British Columbia Ferry Services (BC Ferries) said in mid-January that it has chosen Dutch shipbuilder Damen Shipyards Group to build four new hybrid electric vessels to add capacity and help improve the travel experience for passengers.

BC Ferries said that it plans to operate the new vessels exclusively in battery-electric mode, using renewable hydroelectricity.

Through a separate contract, BC Ferries is also initiating corresponding electrical upgrades for shore-based rapid charging at the four terminals on these routes in time for ship delivery.

“The new hybrid electric vessels will further standardize our fleet, both increasing capacity and improving our flexibility to move ships across routes so our passengers can have confidence that we’ll get them where they need to go,” BC Ferries’ President and CEO Nicolas Jimenez said.
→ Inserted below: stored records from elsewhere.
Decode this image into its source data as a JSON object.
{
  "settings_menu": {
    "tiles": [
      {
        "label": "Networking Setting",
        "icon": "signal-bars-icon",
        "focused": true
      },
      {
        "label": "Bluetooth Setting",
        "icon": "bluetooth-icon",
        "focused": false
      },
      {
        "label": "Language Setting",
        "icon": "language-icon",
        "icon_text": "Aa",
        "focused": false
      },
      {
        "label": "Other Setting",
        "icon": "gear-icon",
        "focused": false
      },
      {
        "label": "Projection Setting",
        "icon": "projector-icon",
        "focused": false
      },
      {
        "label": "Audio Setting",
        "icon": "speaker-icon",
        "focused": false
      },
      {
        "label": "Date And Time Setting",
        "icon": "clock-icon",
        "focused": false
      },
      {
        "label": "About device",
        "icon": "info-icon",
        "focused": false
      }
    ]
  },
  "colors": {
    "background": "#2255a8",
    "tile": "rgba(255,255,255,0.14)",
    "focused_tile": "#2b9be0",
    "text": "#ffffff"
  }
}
Adding more vessels, he added, would also make it easier “to deploy crew, create efficiencies in training costs, and promote safe, reliable and environmentally conscious ferry services up and down the coast.”

Damen, the same shipyard that built BC Ferries’ previous six Island Class ferries, said that it plans to build the vessels in Romania. Its bid was selected from among several proposals received from around the world.

No Canadian companies submitted a bid, BC Ferries said.

The agreement with Damen is a design-build, fixed-priced contract that BC Ferries has said provides it with “substantial guarantees” related to delivery dates, performance criteria, cost certainty and quality construction.

“We are super excited and extremely pleased with the award of four more Island Class-type vessels for BC Ferries,” Leo Postma, Damen’s Area Director Americas, said. “We have teamed up with the technical staff of BC Ferries now for seven years and together we developed a very efficient series of 10 ferries in total that meet all of the future requirements of safe, reliable and sustainable waterborne public transport.”

The new ships would be able to carry at least 47 vehicles and up to 390 passengers and crew, and would have a number of features that support BC Ferries’ environmental goals, the company said.

The four new vessels are expected to enter service by 2027.